📄 Abstract
Abstract: Achieving fine-grained spatio-temporal understanding in videos remains a
major challenge for current Video Large Multimodal Models (Video LMMs).
Addressing this challenge requires mastering two core capabilities: video
referring understanding, which captures the semantics of video regions, and
video grounding, which segments object regions based on natural language
descriptions. However, most existing approaches tackle these tasks in
isolation, limiting progress toward unified, referentially grounded video
interaction.

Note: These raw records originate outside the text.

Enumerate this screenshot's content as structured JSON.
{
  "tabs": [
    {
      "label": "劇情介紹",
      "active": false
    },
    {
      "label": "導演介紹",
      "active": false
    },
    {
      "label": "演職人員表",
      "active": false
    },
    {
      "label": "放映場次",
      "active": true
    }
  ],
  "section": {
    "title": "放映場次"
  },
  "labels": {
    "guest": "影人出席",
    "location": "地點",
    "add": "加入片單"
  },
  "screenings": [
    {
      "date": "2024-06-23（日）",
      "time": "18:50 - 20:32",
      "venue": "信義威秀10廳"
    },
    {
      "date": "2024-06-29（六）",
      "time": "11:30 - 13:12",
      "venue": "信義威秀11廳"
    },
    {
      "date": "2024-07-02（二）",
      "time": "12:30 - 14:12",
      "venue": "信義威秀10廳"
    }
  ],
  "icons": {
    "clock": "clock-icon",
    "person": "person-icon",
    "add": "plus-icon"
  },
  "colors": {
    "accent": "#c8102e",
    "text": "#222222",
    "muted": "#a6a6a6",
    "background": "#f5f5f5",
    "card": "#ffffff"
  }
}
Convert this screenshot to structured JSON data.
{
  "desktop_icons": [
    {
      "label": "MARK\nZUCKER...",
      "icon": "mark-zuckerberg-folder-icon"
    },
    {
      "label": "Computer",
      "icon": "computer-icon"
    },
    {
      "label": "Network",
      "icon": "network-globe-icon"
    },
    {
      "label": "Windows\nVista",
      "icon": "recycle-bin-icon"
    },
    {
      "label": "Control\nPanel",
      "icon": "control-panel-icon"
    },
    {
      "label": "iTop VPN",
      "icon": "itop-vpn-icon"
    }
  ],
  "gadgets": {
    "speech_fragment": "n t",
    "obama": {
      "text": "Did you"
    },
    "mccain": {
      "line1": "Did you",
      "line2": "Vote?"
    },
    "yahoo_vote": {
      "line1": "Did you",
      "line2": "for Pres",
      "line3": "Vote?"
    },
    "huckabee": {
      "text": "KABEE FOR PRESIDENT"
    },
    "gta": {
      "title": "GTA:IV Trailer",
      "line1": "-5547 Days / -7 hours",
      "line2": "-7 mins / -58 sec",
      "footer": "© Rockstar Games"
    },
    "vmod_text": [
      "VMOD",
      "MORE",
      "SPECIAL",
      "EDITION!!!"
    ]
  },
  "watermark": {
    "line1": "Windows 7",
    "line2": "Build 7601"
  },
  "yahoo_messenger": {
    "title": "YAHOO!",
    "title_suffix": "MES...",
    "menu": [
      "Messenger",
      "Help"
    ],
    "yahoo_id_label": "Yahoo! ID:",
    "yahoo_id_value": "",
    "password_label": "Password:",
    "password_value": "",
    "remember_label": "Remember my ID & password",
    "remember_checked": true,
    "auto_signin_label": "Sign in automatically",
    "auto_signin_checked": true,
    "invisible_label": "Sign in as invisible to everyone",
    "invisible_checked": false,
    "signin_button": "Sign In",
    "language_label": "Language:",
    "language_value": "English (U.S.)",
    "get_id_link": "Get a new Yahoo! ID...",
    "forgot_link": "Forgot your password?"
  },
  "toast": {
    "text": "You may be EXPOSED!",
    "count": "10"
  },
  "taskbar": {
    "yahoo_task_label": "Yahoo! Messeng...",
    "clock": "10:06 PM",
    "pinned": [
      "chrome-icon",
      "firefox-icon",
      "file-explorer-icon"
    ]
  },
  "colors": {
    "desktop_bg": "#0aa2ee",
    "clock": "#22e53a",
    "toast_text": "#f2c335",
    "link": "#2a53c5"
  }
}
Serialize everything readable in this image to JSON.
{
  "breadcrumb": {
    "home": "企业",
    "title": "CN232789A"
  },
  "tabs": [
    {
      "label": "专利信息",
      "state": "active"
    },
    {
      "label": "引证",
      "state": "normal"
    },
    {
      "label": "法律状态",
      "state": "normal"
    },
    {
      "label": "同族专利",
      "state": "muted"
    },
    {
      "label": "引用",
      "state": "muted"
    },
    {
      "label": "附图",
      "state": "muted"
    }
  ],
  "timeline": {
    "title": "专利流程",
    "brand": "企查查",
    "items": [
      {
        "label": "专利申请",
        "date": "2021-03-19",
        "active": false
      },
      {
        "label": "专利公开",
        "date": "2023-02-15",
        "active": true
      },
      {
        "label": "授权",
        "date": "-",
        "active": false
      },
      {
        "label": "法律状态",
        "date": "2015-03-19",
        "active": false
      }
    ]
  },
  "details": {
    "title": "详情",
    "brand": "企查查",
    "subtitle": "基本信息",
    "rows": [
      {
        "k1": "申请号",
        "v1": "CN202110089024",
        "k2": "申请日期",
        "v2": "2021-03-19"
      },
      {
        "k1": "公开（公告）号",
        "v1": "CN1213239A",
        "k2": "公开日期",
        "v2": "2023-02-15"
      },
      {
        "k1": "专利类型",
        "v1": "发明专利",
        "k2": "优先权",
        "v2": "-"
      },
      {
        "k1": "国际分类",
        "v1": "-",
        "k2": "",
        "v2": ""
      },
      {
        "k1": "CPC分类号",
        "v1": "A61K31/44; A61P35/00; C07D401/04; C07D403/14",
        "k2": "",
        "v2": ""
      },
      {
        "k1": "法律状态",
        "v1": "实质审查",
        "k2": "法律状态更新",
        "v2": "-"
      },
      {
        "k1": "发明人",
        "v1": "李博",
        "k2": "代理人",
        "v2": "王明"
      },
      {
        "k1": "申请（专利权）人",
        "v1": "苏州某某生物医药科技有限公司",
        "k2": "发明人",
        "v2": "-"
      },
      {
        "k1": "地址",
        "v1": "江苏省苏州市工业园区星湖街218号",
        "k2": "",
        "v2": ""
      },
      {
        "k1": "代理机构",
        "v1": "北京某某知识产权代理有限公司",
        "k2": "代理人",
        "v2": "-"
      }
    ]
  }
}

We identify a key bottleneck in the lack of high-quality, unified
video instruction data and a comprehensive benchmark for evaluating
referentially grounded video chat. To address these challenges, we contribute
in three core aspects: dataset, model, and benchmark. First, we introduce
SAMA-239K, a large-scale dataset comprising 15K videos specifically curated to
enable joint learning of video referring understanding, grounding, and
multi-turn video chat. Second, we propose the SAMA model, which incorporates a
versatile spatio-temporal context aggregator and a Segment Anything Model to
jointly enhance fine-grained video comprehension and precise grounding
capabilities. Finally, we establish SAMA-Bench, a meticulously designed
benchmark consisting of 5,067 questions from 522 videos, to comprehensively
evaluate the integrated capabilities of Video LMMs in multi-turn,
spatio-temporal referring understanding and grounded dialogue. Extensive
experiments and benchmarking results show that SAMA not only achieves strong
performance on SAMA-Bench but also sets a new state-of-the-art on general
grounding benchmarks, while maintaining highly competitive performance on
standard visual understanding benchmarks.
Authors (6)
Ye Sun
Hao Zhang
Henghui Ding
Tiehua Zhang
Xingjun Ma
Yu-Gang Jiang
Key Contributions
Addresses the challenge of fine-grained spatio-temporal understanding in videos for Video LMMs by proposing a unified approach to video referring understanding and grounding for multi-turn video chat. Introduces SAMA-239K, a large-scale dataset, and a comprehensive benchmark for evaluating these capabilities.
Business Value
Enables more intuitive and powerful video-based interaction systems, useful for remote assistance, collaborative editing, and interactive entertainment.